I to właśnie chyba do Nexusa 5 wypada porównywać OnePlus One. Brandowany nową marką smartfon wypada w tym porównaniu o wiele lepiej. Samo wykonanie to bajka. Tył zrobiony z plastiku, który jest szorstki, a wręcz przypomina nieco papier ścierny, jest wyjątkowo ciekawy i ergonomiczny w użyciu. Daje wrażenie, że trzyma się go pewnie i stabilnie.
Sam smartfon nie jest zbyt lekki jak Nexus 5, więc wie się, że używa się porządnego urządzenia. Ekran nie powala na pierwszy rzut oka, ale kolory i wyrazistość ma bardzo naturalną. Warto zauważyć, że jest to ekran oleofobiczny - taki, jak w Galaxy Nexusie. Oznacza to, że mniej łapie ślady palców, a jeśli łapie to wystarczy przetrzeć go czymkolwiek, by go wyczyścić.

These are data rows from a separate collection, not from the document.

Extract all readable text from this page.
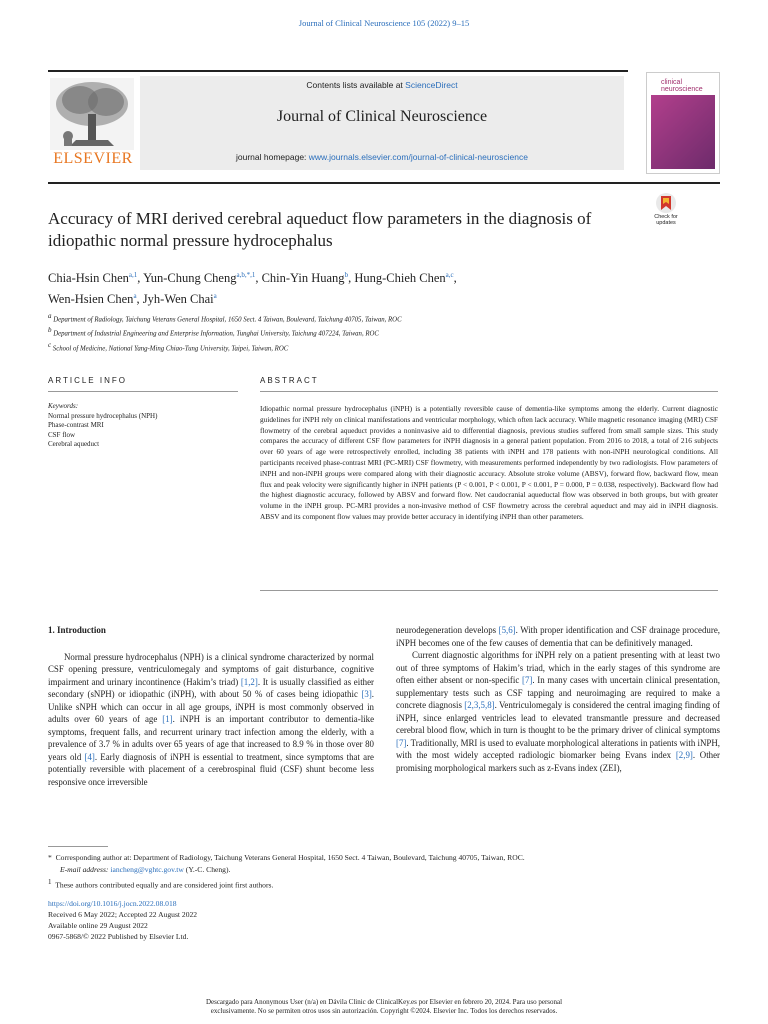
Journal of Clinical Neuroscience 105 (2022) 9–15
ELSEVIER
Contents lists available at ScienceDirect
Journal of Clinical Neuroscience
journal homepage: www.journals.elsevier.com/journal-of-clinical-neuroscience
clinical neuroscience
Check for updates
Accuracy of MRI derived cerebral aqueduct flow parameters in the diagnosis of idiopathic normal pressure hydrocephalus
Chia-Hsin Chen$^{a,1}$, Yun-Chung Cheng$^{a,b,*,1}$, Chin-Yin Huang$^b$, Hung-Chieh Chen$^{a,c}$,
Wen-Hsien Chen$^a$, Jyh-Wen Chai$^a$
$^a$ Department of Radiology, Taichung Veterans General Hospital, 1650 Sect. 4 Taiwan, Boulevard, Taichung 40705, Taiwan, ROC
$^b$ Department of Industrial Engineering and Enterprise Information, Tunghai University, Taichung 407224, Taiwan, ROC
$^c$ School of Medicine, National Yang-Ming Chiao-Tung University, Taipei, Taiwan, ROC
ARTICLE INFO	ABSTRACT
Keywords:
Normal pressure hydrocephalus (NPH)
Phase-contrast MRI
CSF flow
Cerebral aqueduct
Idiopathic normal pressure hydrocephalus (iNPH) is a potentially reversible cause of dementia-like symptoms among the elderly. Current diagnostic guidelines for iNPH rely on clinical manifestations and ventricular morphology, which often lack accuracy. While magnetic resonance imaging (MRI) CSF flowmetry of the cerebral aqueduct provides a noninvasive aid to differential diagnosis, previous studies suffered from small sample sizes. This study compares the accuracy of different CSF flow parameters for iNPH diagnosis in a general patient population. From 2016 to 2018, a total of 216 subjects over 60 years of age were retrospectively enrolled, including 38 patients with iNPH and 178 patients with non-iNPH neurological conditions. All participants received phase-contrast MRI (PC-MRI) CSF flowmetry, with measurements performed independently by two radiologists. Flow parameters of iNPH and non-iNPH groups were compared along with their diagnostic accuracy. Absolute stroke volume (ABSV), forward flow, backward flow, mean flux and peak velocity were significantly higher in iNPH patients (P < 0.001, P < 0.001, P < 0.001, P = 0.000, P = 0.038, respectively). Backward flow had the highest diagnostic accuracy, followed by ABSV and forward flow. Net caudocranial aqueductal flow was observed in both groups, but with greater volume in the iNPH group. PC-MRI provides a non-invasive method of CSF flowmetry across the cerebral aqueduct and may aid in iNPH diagnosis. ABSV and its component flow values may provide better accuracy in identifying iNPH than other parameters.

1. Introduction

Normal pressure hydrocephalus (NPH) is a clinical syndrome characterized by normal CSF opening pressure, ventriculomegaly and symptoms of gait disturbance, cognitive impairment and urinary incontinence (Hakim’s triad) [1,2]. It is usually classified as either secondary (sNPH) or idiopathic (iNPH), with about 50 % of cases being idiopathic [3]. Unlike sNPH which can occur in all age groups, iNPH is most commonly observed in adults over 60 years of age [1]. iNPH is an important contributor to dementia-like symptoms, frequent falls, and recurrent urinary tract infection among the elderly, with a prevalence of 3.7 % in adults over 65 years of age that increased to 8.9 % in those over 80 years old [4]. Early diagnosis of iNPH is essential to treatment, since symptoms that are potentially reversible with placement of a cerebrospinal fluid (CSF) shunt become less responsive once irreversible

neurodegeneration develops [5,6]. With proper identification and CSF drainage procedure, iNPH becomes one of the few causes of dementia that can be definitively managed.

Current diagnostic algorithms for iNPH rely on a patient presenting with at least two out of three symptoms of Hakim’s triad, which in the early stages of this syndrome are often either absent or non-specific [7]. In many cases with uncertain clinical presentation, supplementary tests such as CSF tapping and neuroimaging are required to make a concrete diagnosis [2,3,5,8]. Ventriculomegaly is considered the central imaging finding of iNPH, since enlarged ventricles lead to elevated transmantle pressure and decreased cerebral blood flow, which in turn is thought to be the primary driver of clinical symptoms [7]. Traditionally, MRI is used to evaluate morphological alterations in patients with iNPH, with the most widely accepted radiologic biomarker being Evans index [2,9]. Other promising morphological markers such as z-Evans index (ZEI),

* Corresponding author at: Department of Radiology, Taichung Veterans General Hospital, 1650 Sect. 4 Taiwan, Boulevard, Taichung 40705, Taiwan, ROC.
E-mail address: iancheng@vghtc.gov.tw (Y.-C. Cheng).
$^1$ These authors contributed equally and are considered joint first authors.
https://doi.org/10.1016/j.jocn.2022.08.018
Received 6 May 2022; Accepted 22 August 2022
Available online 29 August 2022
0967-5868/© 2022 Published by Elsevier Ltd.
Descargado para Anonymous User (n/a) en Dávila Clinic de ClinicalKey.es por Elsevier en febrero 20, 2024. Para uso personal
exclusivamente. No se permiten otros usos sin autorización. Copyright ©2024. Elsevier Inc. Todos los derechos reservados.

Jedyny zarzut do wykonania jaki mam, to fakt, że ekran wystaje nieco ponad ramkę całego smartfona. Doświadczenie uczy, że łatwiej jest porysować taki ekran, łatwiej go uszkodzić i trzeba uważać, by nie kłaść go na płaskie powierzchnie ekranem do dołu.

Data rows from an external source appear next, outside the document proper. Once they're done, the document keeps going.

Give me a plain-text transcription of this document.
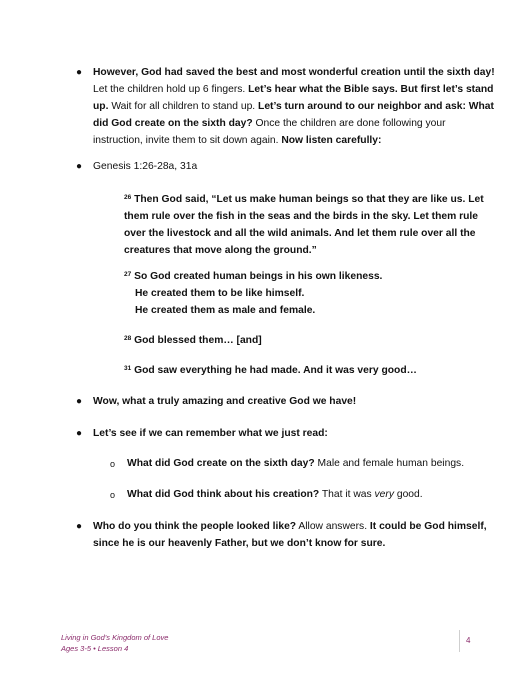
● However, God had saved the best and most wonderful creation until the sixth day!
Let the children hold up 6 fingers. Let’s hear what the Bible says. But first let’s stand
up. Wait for all children to stand up. Let’s turn around to our neighbor and ask: What
did God create on the sixth day? Once the children are done following your
instruction, invite them to sit down again. Now listen carefully:
● Genesis 1:26-28a, 31a
$^{26}$ Then God said, “Let us make human beings so that they are like us. Let
them rule over the fish in the seas and the birds in the sky. Let them rule
over the livestock and all the wild animals. And let them rule over all the
creatures that move along the ground.”
$^{27}$ So God created human beings in his own likeness.
He created them to be like himself.
He created them as male and female.
$^{28}$ God blessed them… [and]
$^{31}$ God saw everything he had made. And it was very good…
● Wow, what a truly amazing and creative God we have!
● Let’s see if we can remember what we just read:
o What did God create on the sixth day? Male and female human beings.
o What did God think about his creation? That it was very good.
● Who do you think the people looked like? Allow answers. It could be God himself,
since he is our heavenly Father, but we don’t know for sure.
Living in God’s Kingdom of Love
Ages 3-5 • Lesson 4
4
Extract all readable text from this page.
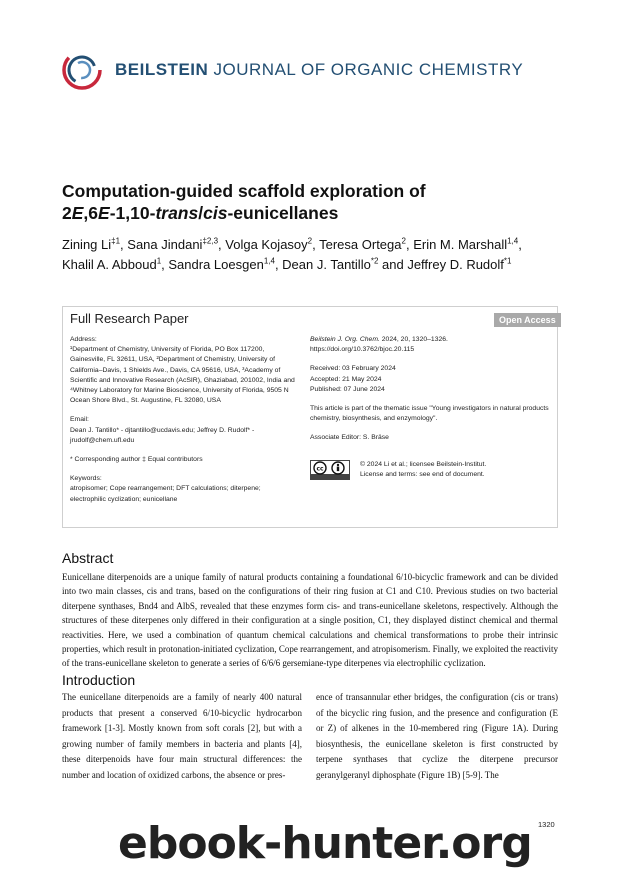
BEILSTEIN JOURNAL OF ORGANIC CHEMISTRY
Computation-guided scaffold exploration of
2E,6E-1,10-trans/cis-eunicellanes
Zining Li$^{\ddagger 1}$, Sana Jindani$^{\ddagger 2,3}$, Volga Kojasoy$^2$, Teresa Ortega$^2$, Erin M. Marshall$^{1,4}$,
Khalil A. Abboud$^1$, Sandra Loesgen$^{1,4}$, Dean J. Tantillo$^{*2}$ and Jeffrey D. Rudolf$^{*1}$
Full Research Paper	Open Access
Address:
¹Department of Chemistry, University of Florida, PO Box 117200, Gainesville, FL 32611, USA, ²Department of Chemistry, University of California–Davis, 1 Shields Ave., Davis, CA 95616, USA, ³Academy of Scientific and Innovative Research (AcSIR), Ghaziabad, 201002, India and ⁴Whitney Laboratory for Marine Bioscience, University of Florida, 9505 N Ocean Shore Blvd., St. Augustine, FL 32080, USA
Email:
Dean J. Tantillo* - djtantillo@ucdavis.edu; Jeffrey D. Rudolf* - jrudolf@chem.ufl.edu
* Corresponding author ‡ Equal contributors
Keywords:
atropisomer; Cope rearrangement; DFT calculations; diterpene; electrophilic cyclization; eunicellane
Beilstein J. Org. Chem. 2024, 20, 1320–1326.
https://doi.org/10.3762/bjoc.20.115
Received: 03 February 2024
Accepted: 21 May 2024
Published: 07 June 2024
This article is part of the thematic issue "Young investigators in natural products chemistry, biosynthesis, and enzymology".
Associate Editor: S. Bräse
cc
© 2024 Li et al.; licensee Beilstein-Institut.
License and terms: see end of document.
Abstract
Eunicellane diterpenoids are a unique family of natural products containing a foundational 6/10-bicyclic framework and can be divided into two main classes, cis and trans, based on the configurations of their ring fusion at C1 and C10. Previous studies on two bacterial diterpene synthases, Bnd4 and AlbS, revealed that these enzymes form cis- and trans-eunicellane skeletons, respectively. Although the structures of these diterpenes only differed in their configuration at a single position, C1, they displayed distinct chemical and thermal reactivities. Here, we used a combination of quantum chemical calculations and chemical transformations to probe their intrinsic properties, which result in protonation-initiated cyclization, Cope rearrangement, and atropisomerism. Finally, we exploited the reactivity of the trans-eunicellane skeleton to generate a series of 6/6/6 gersemiane-type diterpenes via electrophilic cyclization.
Introduction
The eunicellane diterpenoids are a family of nearly 400 natural products that present a conserved 6/10-bicyclic hydrocarbon framework [1-3]. Mostly known from soft corals [2], but with a growing number of family members in bacteria and plants [4], these diterpenoids have four main structural differences: the number and location of oxidized carbons, the absence or pres-
ence of transannular ether bridges, the configuration (cis or trans) of the bicyclic ring fusion, and the presence and configuration (E or Z) of alkenes in the 10-membered ring (Figure 1A). During biosynthesis, the eunicellane skeleton is first constructed by terpene synthases that cyclize the diterpene precursor geranylgeranyl diphosphate (Figure 1B) [5-9]. The
1320
ebook-hunter.org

Co ważne, wydajnościowo OnePlus One jest jak żyleta. Dostosowany do smartfonu Cyanogen sprawdza się świetnie i jest miłym odświeżeniem po zabloatowanych, pełnych preinstalowanych aplikacji smartfonach dużych producentów. Na OnePlus One nie ma praktycznie nic, co nie jest niezbędne do działania urządzenia, nawet niektóre niekluczowe usługi Google'a trzeba doinstalować ręcznie. Mogłoby się wydawać, że to wada, że przeciętny użytkownik nie będzie miał świadomości o istnieniu dodatkowych aplikacji, ale przecież OnePlus One to urządzenie dla geeków. Ci cenią sobie możliwości modyfikacji i brak narzuconych z góry rozwiązań.
Z relacji wynika, że czas pracy na baterii jest sporo lepszy, niż ten Nexusa 5. Sprawdziłam 8-megapikselowy aparat o ascetycznym interfejsie - też lepszy niż aparat Nexusa 5. Gdyby położono przede mną te dwa smartfony, wiem, co bym wybrała.
Cała akcja z kontrowersyjnym konkursem pozostawiła jednak nieco niesmaku. Tak samo jak to, że OnePlus One ciężko dostać - nawet, gdy ma się zaproszenie to smartfon i tak nie zostanie wysłany do Polski i trzeba sprowadzać go przez inne kraje. Podobno jednak niedługo kupno ma być łatwiejsze, a zaproszenia powszechniejsze.
Okazuje się, że pod sztandarem małej firmy (która i tak jest częścią Oppo) da się zrobić solidne, rozsądne cenowo i całkiem dopracowane urządzenie.